According to calculations by 132 domestically listed developers by Chinese data provider Wind, combined sales revenue fell by 8.3 per cent last year – the first since 2005 – while their debt ratio was 78.99 per cent in 2022, only slightly lower than 79.03 per cent in 2019.
The data, though, did not include Evergrande and other Hong Kong-listed firms.
Their return on equities registered the first decline on record of 3.78 per cent, and the domestically listed developers reported a combined loss of 66 billion yuan – also the first loss since the data became available.
They also had a new cash outflow of 285.6 billion yuan from their fundraising activities – a sign that the sector is struggling to seek external funding from banks, investments or bonds.
But the problems have not significantly spilled over into the financial system.
The non-performing loan ratio in the property sector was 1.4 per cent when it was last released in 2020, the highest since 2010 but lower than 9.2 per cent in 2005 and 3.35 per cent in 2008, according to data provided by the National Financial Regulatory Administration.
China, though, has not updated the non-performing loan ratio for the property sector since 2020.
But the overall non-performing loan ratio for commercial banks was just 1.62 per cent by the end of June, lower than 1.81 per cent four years ago.
“State ownership provides Chinese banks with a degree of protection against problems elsewhere in the financial system and there are currently few signs of any strains in the interbank market,” said Julian Evans-Pritchard, chief China economist at Capital Economics.
“But even if a wider financial crisis is avoided, shadow bank failures are likely to result in tighter credit conditions for subprime borrowers.”
Zhongzhi Enterprise Group, one of the country’s largest private wealth managers, have reportedly failed to repay some maturing products under more than 1 trillion yuan of assets that the company manages.
In late July, Zhongzhi reportedly hired professional services firm KPMG to conduct an audit of its balance sheet.

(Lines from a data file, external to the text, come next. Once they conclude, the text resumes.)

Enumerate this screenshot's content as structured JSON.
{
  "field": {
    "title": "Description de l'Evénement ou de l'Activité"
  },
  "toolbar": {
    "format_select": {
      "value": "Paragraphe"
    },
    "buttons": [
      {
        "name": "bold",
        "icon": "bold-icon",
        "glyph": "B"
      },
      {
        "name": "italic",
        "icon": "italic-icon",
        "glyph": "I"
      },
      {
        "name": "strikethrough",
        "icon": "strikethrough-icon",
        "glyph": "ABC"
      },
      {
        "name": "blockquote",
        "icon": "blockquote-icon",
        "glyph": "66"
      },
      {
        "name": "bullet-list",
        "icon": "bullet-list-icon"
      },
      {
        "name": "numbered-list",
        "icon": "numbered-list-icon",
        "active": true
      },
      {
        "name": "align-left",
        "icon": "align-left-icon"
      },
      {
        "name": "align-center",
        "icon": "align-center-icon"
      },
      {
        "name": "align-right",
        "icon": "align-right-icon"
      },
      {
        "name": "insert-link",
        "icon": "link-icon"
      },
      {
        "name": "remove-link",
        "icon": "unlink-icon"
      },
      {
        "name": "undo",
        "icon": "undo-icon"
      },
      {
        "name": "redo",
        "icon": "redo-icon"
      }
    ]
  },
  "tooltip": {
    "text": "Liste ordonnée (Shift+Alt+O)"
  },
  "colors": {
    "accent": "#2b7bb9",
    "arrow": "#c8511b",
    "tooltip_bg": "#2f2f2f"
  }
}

“The next few weeks are crucial, as the clock is ticking for some of the major developers,” said Larry Hu, chief China economist at Macquarie Capital, who attributed the ongoing property woes to a downward spiral between confidence and sales.
“Now the game changer is a package of policy measures, which is strong enough to turn around the market expectation and pull the housing market out of the current downward spiral.”
The one-way bet on property is now waning as the myth that China’s property prices will keep rising has been broken.
The value of property sales in the first seven months of the year fell by 1.5 per cent to 7.05 trillion yuan, while the floor space sold dropped by 6.5 per cent from a year earlier to 665.6 million square metres, government data showed.
After China’s Politburo, headed by President Xi, removed the sentence that “houses are for living in, not for speculation” in July, markets have been expecting further policy relaxation.
In June, the central bank extended 200 billion yuan of relending quotas to ensure completion of unfinished property units and allow commercial banks to roll over maturing loans after the Evergrande crisis, extending the policies until the end of next year.
Different from Western bailouts, Beijing tends to allow state-owned players and banks to help absorb troubled companies.
In the case of Evergrande, authorities dispatched special teams to the company to ensure the delivery of property units, the management of debt repayment and to ensure overall social stability.
In a de-risking conference on Friday, China’s central bank, as well as its banking and securities regulators, pledged to optimise credit policies and enrich tools to defuse local debt risk.
“We must firmly defend the bottom line of preventing systemic risk,” they said.
Bridgewater founder Ray Dalio said that China is better positioned than many other countries because debts are largely in yuan and they are largely owed to domestic citizens and institutions.
“There is an obvious need for a big debt restructuring of the sort that Zhu Rongji engineered in the late 1990s, just much bigger,” he said on Friday, referring to Zhu’s move to set up four national asset management companies to split bad loans from state banks.
The legendary fund manager’s “beautiful deleveraging” theory, which balances deflationary defaults and restructurings with debt monetisation to spread out the burden, has attracted significant attention from high-ranking Chinese officials in the past five years.
“If the government has tools to change the dire economic situation then they either aren’t using them or they are not working,” added Howie.
“The best scenario is muddling through where the government manages a slew of chronic economic problems and hopes they don’t become acute ones which could have significant shocks or cause panic, i.e. allowing localised bank failures but ensuring the state banks in big cities don’t see [bank] runs.”
A likely outcome, according to Magnus, is that the real estate waves are likely to last a long time and the only viable solution is by allocating the costs of the crisis to someone – government, banks or homebuyers.
“In China’s case, this might mean the resocialisation of much of the housing sector,” he said.
“I don’t think anyone should think there’s a free lunch out there or that this won’t be a painful experience.”